Devotional:
Galatians 5.1a
For freedom Christ has set us free.
“No one in the church is going to tell me who I’m allowed to love.”
I heard the off-hand comment from a stranger in the convention center during the recent Virginia Annual Conference of the UMC. I only needed to take a look at his shirt, covered in rainbows, to get an idea of what he meant with his words. There were a lot of people like him this year, walking around making their thoughts/opinions/theologies known with clothing, words, and with particular votes.
A friend of mine described it as the “height of tribalism” in the UMC in which we are all constantly trying to make sure everyone else knows how we feel about everything.
Or, to put it another way, we want everyone to know whose side we are on.
It was also during the recent Annual Conference that I happened upon what appeared to be the end of a fight. Two women, of similar ages, were vehemently arguing with one another in the middle of a hallway with lots of finger pointing and eye-rolling. I started walking toward them preparing myself to separate them or, at the very least, try to mediate but then one of the women said to the other. “You’re free to have your opinion, but so am I, and you’re wrong.” And with that she promptly turned around and walked away.
“For freedom Christ has set us free,” says St. Paul. And we love our freedom. We love being able to say, do, and believe just about whatever we want without anyone interfering. We spend a lot of time talking about freedom whether its in the cultural ethos, Sunday worship, or in national holidays.
Freedom is who we are.
And yet, freedom implies that we have been freed from something and for something.
In the US we talk about being freed from tyranny, or being freed from oppressive rules about religious observance or non-observance. And all of that is true. But that’s not necessarily the same kind of freedom that’s at the heart of the gospel.
Paul says, “For freedom Christ has set us free.” And in the next verse he continues his thought in a way that most of us would rather ignore: “For you were called to freedom, brothers and sisters; only do not use your freedom as an opportunity for self-indulgence, but through love become slaves to one another.”

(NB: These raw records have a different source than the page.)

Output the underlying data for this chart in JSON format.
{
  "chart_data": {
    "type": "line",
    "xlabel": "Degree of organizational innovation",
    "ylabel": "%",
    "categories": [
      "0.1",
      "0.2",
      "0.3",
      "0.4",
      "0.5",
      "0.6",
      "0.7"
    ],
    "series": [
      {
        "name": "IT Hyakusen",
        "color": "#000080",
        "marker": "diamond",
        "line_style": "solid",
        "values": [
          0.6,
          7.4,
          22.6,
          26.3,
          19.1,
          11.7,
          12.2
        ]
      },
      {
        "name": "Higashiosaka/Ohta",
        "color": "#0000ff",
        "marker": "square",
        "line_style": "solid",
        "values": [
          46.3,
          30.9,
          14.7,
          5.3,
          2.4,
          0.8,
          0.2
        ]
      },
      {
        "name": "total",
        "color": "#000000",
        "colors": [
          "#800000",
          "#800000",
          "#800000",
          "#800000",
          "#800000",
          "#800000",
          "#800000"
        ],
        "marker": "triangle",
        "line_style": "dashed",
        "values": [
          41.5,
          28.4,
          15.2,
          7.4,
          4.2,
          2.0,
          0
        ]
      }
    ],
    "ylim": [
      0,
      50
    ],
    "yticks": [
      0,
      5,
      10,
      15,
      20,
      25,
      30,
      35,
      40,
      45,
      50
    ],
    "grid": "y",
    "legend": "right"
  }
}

In the church today, we are so often obsessed with freedom that we forget that we’ve been freed from sin and death in order that we might become slaves to one another. And, at times, we are onboard with this theological project so long as we can be slaves to the people we like, or the people we agree with, and the people who look like us.
But what about the other people?
What about the people whose shirts, and bumper stickers, and votes go against our own?
Can we walk away from them or are we chained to them through the love of Christ?